The Dalish have now been demoted to the low life of mage prejudice. Did you not get what I said above? In Maevaris' clan they had one too many mages so the solution was to abandon the youngest and leave her to fend for herself at 7 years' old. I don't care that not every clan does this. I feel it is inconceivable that any clan does this and it is clearly common enough practice if Vivienne holds it up as an example of how the Dalish "sensibly" believe that mages should be controlled. And the fact is that it doesn't make any sense at all in view of the fact that the Keeper is always a mage, the Keepers govern the clans and are considered to be closest to their ideal of what an elf should be because of the fact that they can do magic. If this is done because they fear demons or want to appease the Chantry, why don't they take them to the nearest Chantry and leave them there? Yes, Zathrian did blood magic and the Dalish are prejudiced against humans: I am not saying they are perfect but on the whole any civilised society condemns those that ill treat children and this is betrayal of children at its worst level, like that of abandoning children who are handicapped or the wrong sex.
We've seen Dalish elves (not "the" Dalish, since they don't have a hive mind even if they have a pretty monolithic culture) do some terrible things. Marethari, for example, turned the entire clan against her foster daughter essentially out of spite, and it led to Pol running away from Merrill as if she was poison. That's just as perverse as leaving a young child to die out in the woods. Zathrian, aside from perpetrating his blood curse across innocents for generations, allowed his own people to unwittingly die at the hands of the werewolves he created just to cover up his lie, and to boot tried to take advantage of the blight to cover up his sin.
Regardless of your view of the individuals making up the Dalish clans, their Keepers have not always made the morally proper choice. They've done some terrible things, and in circumstances where there was absolutely no need to do it. Even if the was such a 3-mage rule, what the child-abandoning Dalish did in DA:I could easily be attributable to the same sort of flawed dictator that Marethari and Zathrian were in DA2 and DA:O respectively.
If, as had always been claimed, the Dalish believe that when they remember what it is to be a true elf and recover enough of their culture, their gods will return to them, would they really risk endangering that relationship by effectively killing off their most precious clan members, that according to their beliefs the gods would most approve of? Granted the writers can do what they like with their lore but at least let the damn lore make sense. That is why I feel this has been done more to put the Dalish on a par with the Chantry and the Qun concerning how they view magic and mages, so no one comes out as being better than any other and why I find it so hard to reconcile it with the previous games I have played.
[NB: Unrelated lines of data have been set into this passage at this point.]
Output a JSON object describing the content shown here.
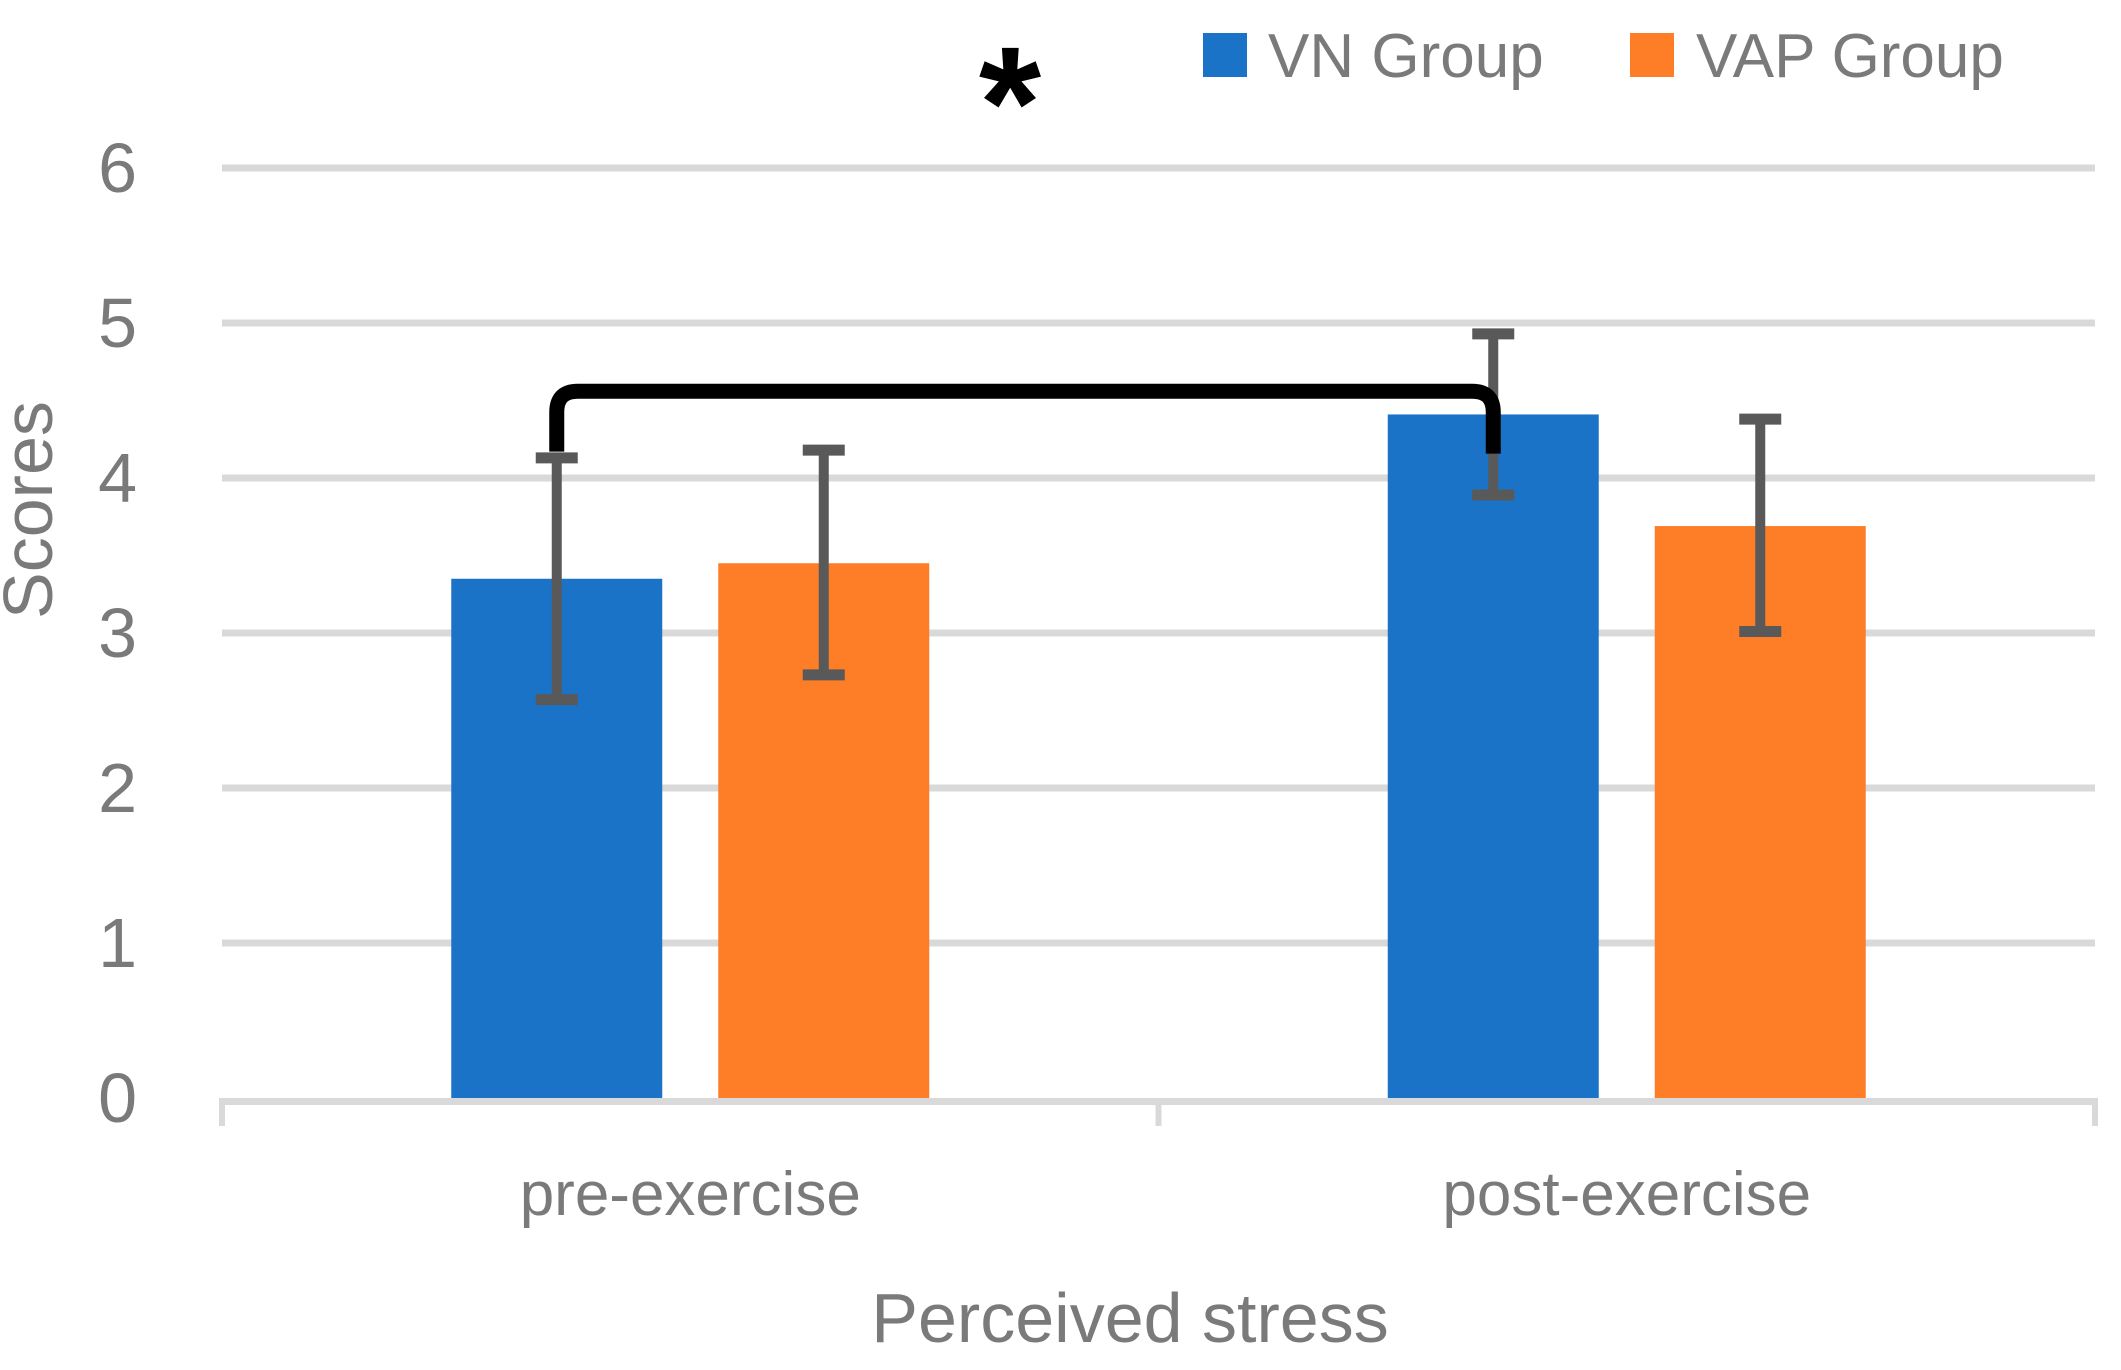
{
  "chart_data": {
    "type": "bar",
    "title": "",
    "xlabel": "Perceived stress",
    "ylabel": "Scores",
    "categories": [
      "pre-exercise",
      "post-exercise"
    ],
    "series": [
      {
        "name": "VN Group",
        "color": "#1B73C8",
        "values": [
          3.35,
          4.41
        ],
        "error_upper": [
          4.13,
          4.93
        ],
        "error_lower": [
          2.57,
          3.89
        ]
      },
      {
        "name": "VAP Group",
        "color": "#FD7E27",
        "values": [
          3.45,
          3.69
        ],
        "error_upper": [
          4.18,
          4.38
        ],
        "error_lower": [
          2.73,
          3.01
        ]
      }
    ],
    "ylim": [
      0,
      6
    ],
    "yticks": [
      0,
      1,
      2,
      3,
      4,
      5,
      6
    ],
    "grid": true,
    "legend_position": "top-right",
    "annotation": {
      "symbol": "*",
      "connects_series": "VN Group",
      "from_category": "pre-exercise",
      "to_category": "post-exercise",
      "bracket_y_value": 4.56,
      "arm_end_value": 4.17
    }
  },
  "colors": {
    "gridline": "#D9D9D9",
    "axis_line": "#D9D9D9",
    "error_bar": "#595959",
    "text_gray": "#7A7A7A",
    "annotation_black": "#000000"
  }
}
Even if all of the Dalish abandon every mage child over their quota of 3, they would still be moral paragons compared to the Qunari, whose abuse of mages is by about three inches from satisfying the definition of genocide, and the Chantry/Circles, which depending on which Circle you are talking about starts veering into crimes against humanity territory.
If the intention on Bioware's part was to disparage the Dalish and bring them down to the level of the other factions, they didn't do a very good job of it.
But more than that, I think people are confusing the veneration of magic, mage leaders and mages generally. Mages aren't "precious" to the clan in the divine sense. Their precious to them like Ironbark is precious, at least based on the codex about mage trading.